Moscow's nomination of Czech banker for top IMF post angers Prague

Josef Tosovsky, photo: CTK

It is not often that a Czech official is nominated to head a major international organisation. However, the news that Russia is putting forward former Czech prime minister Josef Tosovsky for the top job at the International Monetary Fund has not been greeted with joy in the Czech Republic. On the contrary, Mr Tosovsky's candidature has left Prague angry and embarrassed.

Josef Tosovsky,  photo: CTK
Under an unwritten rule, the managing director of the International Monetary Fund is always from Europe, while the United States gets to choose the president of the World Bank.

The selection of the IMF top man is very much in the hands of the major EU states, and the Union has already announced its candidate, the French politician and economist Dominique Strauss-Kahn.

So it is rather unlikely that October's appointment will go to Russia's nomination, Josef Tosovsky; he was for several years governor of the Czech National Bank and for six months in 1998 prime minister of a Czech caretaker government. Despite his slim chances, the banker says it is a "great honour" to be considered for such an important post.

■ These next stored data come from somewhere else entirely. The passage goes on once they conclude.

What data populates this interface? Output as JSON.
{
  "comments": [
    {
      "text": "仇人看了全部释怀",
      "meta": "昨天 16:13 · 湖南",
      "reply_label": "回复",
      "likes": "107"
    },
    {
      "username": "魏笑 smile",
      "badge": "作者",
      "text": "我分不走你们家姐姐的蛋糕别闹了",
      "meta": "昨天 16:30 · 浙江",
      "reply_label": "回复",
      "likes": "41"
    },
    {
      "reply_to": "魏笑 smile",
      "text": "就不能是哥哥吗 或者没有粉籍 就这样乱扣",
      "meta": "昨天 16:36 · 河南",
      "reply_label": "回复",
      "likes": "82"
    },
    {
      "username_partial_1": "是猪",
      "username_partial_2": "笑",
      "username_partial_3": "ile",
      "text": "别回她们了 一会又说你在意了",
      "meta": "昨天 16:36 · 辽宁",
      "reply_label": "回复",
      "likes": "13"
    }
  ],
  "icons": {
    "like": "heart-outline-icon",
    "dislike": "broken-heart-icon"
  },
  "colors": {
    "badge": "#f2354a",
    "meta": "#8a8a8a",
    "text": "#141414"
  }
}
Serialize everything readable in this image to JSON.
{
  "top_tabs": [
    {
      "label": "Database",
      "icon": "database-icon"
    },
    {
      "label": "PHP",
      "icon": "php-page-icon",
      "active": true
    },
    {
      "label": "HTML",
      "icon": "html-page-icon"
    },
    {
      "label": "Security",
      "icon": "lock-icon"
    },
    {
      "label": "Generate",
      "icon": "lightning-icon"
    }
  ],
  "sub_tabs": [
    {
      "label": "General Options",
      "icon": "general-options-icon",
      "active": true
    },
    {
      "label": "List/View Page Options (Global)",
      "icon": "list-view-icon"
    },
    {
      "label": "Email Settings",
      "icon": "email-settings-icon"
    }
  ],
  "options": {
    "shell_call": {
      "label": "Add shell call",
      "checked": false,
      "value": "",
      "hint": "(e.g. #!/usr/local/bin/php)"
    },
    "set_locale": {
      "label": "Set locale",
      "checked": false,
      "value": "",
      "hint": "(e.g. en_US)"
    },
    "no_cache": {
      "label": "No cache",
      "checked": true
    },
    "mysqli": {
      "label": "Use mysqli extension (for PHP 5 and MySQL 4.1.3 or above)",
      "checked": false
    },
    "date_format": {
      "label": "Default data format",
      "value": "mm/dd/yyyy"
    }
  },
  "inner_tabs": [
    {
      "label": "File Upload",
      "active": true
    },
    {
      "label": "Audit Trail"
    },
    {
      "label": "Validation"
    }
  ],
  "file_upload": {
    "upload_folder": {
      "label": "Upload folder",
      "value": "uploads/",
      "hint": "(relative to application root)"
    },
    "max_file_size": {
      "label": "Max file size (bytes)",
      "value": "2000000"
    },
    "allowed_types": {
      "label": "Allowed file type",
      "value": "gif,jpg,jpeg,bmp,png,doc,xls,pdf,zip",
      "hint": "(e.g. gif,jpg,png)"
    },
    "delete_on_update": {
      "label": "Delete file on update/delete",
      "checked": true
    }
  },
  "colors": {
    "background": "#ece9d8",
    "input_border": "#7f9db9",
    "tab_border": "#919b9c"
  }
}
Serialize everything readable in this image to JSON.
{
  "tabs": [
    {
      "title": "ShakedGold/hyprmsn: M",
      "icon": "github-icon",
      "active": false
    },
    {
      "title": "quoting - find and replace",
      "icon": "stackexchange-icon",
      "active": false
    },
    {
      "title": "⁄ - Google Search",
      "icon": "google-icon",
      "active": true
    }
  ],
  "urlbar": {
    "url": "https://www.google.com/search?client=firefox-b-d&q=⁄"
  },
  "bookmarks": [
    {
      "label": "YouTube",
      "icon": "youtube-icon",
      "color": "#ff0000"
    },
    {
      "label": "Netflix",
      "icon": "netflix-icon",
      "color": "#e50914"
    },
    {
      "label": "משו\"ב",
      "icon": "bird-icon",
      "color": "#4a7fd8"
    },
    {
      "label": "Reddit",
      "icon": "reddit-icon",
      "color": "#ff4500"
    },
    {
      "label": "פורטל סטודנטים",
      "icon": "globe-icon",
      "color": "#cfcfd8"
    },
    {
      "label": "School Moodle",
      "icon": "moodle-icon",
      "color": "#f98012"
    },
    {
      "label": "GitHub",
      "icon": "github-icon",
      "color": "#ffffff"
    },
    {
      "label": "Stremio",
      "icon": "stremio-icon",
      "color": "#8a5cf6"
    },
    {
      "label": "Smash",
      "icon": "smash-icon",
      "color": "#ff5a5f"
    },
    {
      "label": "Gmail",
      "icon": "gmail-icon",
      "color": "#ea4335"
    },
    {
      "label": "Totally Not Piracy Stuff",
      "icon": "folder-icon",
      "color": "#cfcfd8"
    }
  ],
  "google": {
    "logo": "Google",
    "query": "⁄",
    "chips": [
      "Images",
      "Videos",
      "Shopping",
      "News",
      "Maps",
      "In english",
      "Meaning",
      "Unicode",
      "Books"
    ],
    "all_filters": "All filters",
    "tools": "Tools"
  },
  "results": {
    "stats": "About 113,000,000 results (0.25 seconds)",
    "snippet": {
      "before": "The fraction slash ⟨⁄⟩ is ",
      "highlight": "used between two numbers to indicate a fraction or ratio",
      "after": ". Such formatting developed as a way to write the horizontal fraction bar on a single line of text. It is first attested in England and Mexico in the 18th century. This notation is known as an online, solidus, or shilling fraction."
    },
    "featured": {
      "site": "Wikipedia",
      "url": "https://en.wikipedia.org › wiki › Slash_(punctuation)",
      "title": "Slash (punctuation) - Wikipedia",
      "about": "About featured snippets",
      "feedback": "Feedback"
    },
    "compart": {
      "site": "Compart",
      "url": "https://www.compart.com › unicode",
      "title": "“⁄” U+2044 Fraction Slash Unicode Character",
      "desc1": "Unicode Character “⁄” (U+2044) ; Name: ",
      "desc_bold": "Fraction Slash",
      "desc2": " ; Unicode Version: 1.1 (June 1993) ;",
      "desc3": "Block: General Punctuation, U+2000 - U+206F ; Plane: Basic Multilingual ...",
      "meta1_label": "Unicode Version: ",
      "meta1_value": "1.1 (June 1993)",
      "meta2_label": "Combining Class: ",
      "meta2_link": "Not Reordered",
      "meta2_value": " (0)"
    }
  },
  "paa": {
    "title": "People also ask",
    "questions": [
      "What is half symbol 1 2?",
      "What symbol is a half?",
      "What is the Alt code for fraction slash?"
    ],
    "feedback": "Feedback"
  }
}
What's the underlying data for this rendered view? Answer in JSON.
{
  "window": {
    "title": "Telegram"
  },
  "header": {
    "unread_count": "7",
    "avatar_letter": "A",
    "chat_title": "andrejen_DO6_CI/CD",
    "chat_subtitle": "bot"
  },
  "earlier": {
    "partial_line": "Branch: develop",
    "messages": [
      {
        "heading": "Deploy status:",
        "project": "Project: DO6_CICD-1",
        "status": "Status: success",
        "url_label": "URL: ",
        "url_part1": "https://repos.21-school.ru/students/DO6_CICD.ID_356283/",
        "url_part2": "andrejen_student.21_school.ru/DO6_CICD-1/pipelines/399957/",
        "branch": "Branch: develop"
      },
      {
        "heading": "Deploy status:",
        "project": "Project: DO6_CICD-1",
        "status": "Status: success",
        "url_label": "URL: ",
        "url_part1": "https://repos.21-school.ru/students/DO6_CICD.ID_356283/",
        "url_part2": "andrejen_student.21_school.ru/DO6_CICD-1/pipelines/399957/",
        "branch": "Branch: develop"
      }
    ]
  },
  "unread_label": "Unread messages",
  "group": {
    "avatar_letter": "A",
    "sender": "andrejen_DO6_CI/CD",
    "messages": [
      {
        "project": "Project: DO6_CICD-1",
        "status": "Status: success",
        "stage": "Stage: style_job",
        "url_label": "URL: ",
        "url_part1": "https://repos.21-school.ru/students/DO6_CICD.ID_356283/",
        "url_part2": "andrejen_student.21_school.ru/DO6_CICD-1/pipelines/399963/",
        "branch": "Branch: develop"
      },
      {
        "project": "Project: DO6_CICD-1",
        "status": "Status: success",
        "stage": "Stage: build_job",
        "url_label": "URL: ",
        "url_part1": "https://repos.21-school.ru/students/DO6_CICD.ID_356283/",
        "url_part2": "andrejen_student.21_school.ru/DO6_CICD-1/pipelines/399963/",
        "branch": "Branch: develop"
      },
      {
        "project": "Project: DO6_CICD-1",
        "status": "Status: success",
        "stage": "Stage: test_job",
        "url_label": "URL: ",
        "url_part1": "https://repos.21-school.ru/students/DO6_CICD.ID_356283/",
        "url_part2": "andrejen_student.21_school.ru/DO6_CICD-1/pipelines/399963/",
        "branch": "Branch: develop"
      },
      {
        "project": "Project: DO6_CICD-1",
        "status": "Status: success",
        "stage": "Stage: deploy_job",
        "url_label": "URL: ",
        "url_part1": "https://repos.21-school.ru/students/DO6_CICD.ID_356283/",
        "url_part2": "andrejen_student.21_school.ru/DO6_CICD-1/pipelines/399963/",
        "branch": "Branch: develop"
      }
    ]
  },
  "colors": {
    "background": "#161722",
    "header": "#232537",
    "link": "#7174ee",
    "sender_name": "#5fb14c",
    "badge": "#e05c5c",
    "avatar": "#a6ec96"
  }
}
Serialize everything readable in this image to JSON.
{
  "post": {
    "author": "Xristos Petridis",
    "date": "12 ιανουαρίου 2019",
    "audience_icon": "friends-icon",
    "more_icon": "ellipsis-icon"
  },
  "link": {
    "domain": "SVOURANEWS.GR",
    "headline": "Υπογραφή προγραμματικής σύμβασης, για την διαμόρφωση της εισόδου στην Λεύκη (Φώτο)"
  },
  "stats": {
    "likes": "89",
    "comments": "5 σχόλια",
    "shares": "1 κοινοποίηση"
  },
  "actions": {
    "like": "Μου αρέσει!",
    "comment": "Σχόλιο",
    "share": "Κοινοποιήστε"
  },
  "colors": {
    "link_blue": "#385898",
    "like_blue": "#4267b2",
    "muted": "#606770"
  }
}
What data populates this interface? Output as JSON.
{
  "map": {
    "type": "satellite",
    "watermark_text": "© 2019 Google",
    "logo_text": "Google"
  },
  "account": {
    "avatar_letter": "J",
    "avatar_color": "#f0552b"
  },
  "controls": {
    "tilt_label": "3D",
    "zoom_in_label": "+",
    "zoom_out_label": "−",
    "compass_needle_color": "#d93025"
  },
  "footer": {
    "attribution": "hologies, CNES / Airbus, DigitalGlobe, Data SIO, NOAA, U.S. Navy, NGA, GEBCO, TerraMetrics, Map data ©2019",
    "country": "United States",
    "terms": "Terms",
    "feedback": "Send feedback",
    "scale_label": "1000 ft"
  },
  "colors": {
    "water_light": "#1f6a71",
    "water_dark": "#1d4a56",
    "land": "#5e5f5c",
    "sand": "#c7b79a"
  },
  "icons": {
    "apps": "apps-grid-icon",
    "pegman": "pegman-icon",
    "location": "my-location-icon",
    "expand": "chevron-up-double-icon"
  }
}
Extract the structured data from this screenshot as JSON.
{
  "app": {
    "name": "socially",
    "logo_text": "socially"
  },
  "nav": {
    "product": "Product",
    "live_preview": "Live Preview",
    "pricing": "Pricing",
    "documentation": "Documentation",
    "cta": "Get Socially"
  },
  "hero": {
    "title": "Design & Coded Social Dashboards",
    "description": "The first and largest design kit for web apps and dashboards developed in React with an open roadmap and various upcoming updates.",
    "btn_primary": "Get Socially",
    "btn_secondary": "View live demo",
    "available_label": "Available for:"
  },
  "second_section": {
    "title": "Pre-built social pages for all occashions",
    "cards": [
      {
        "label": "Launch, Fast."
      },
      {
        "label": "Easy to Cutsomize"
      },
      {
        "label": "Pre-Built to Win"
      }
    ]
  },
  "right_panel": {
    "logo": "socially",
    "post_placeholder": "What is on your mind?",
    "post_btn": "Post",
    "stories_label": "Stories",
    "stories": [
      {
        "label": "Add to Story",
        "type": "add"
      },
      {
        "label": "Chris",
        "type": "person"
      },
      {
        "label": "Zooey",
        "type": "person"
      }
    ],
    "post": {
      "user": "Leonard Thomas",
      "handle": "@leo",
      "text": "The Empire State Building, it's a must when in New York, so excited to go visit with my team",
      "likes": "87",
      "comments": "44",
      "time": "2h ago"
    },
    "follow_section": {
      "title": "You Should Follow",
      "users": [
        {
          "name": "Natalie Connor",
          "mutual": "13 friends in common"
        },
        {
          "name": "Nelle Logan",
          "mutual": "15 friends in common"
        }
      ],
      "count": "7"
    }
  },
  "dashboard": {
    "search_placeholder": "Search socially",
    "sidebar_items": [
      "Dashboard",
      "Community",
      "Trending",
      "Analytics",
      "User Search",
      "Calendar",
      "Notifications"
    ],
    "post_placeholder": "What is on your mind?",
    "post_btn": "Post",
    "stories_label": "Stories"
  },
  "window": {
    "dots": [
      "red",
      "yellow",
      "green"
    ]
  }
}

The Czech government, however, has taken a rather dimmer view. Prime Minister Mirek Topolanek made the following statement at a news conference on Wednesday:

Mirek Topolanek,  photo: CTK
"Mr Tosovsky has not been and is not the Czech Republic's candidate. We've coordinated our position on the new managing director of the IMF within the framework of the European Union. The candidate supported by the EU and therefore by the Czech Republic is Strauss-Kahn. We would not regard it as honorable to change that now."

It seems Mr Topolanek and his government had known nothing in advance about Mr Tosovsky's candidature - neither he nor Russian representatives had discussed the matter with Prague. That has raised hackles, as has the very fact that the Czech banker accepted Moscow's offer.

The story has received some attention in Mr Strauss-Kahn's France, with Le Figaro saying it has put Prague in an embarrassing situation. Thursday's Czech papers, meanwhile, feature several voices suggesting Moscow's evidently doomed move is nothing more than an attempt to show its influence, and is primarily intended for domestic consumption.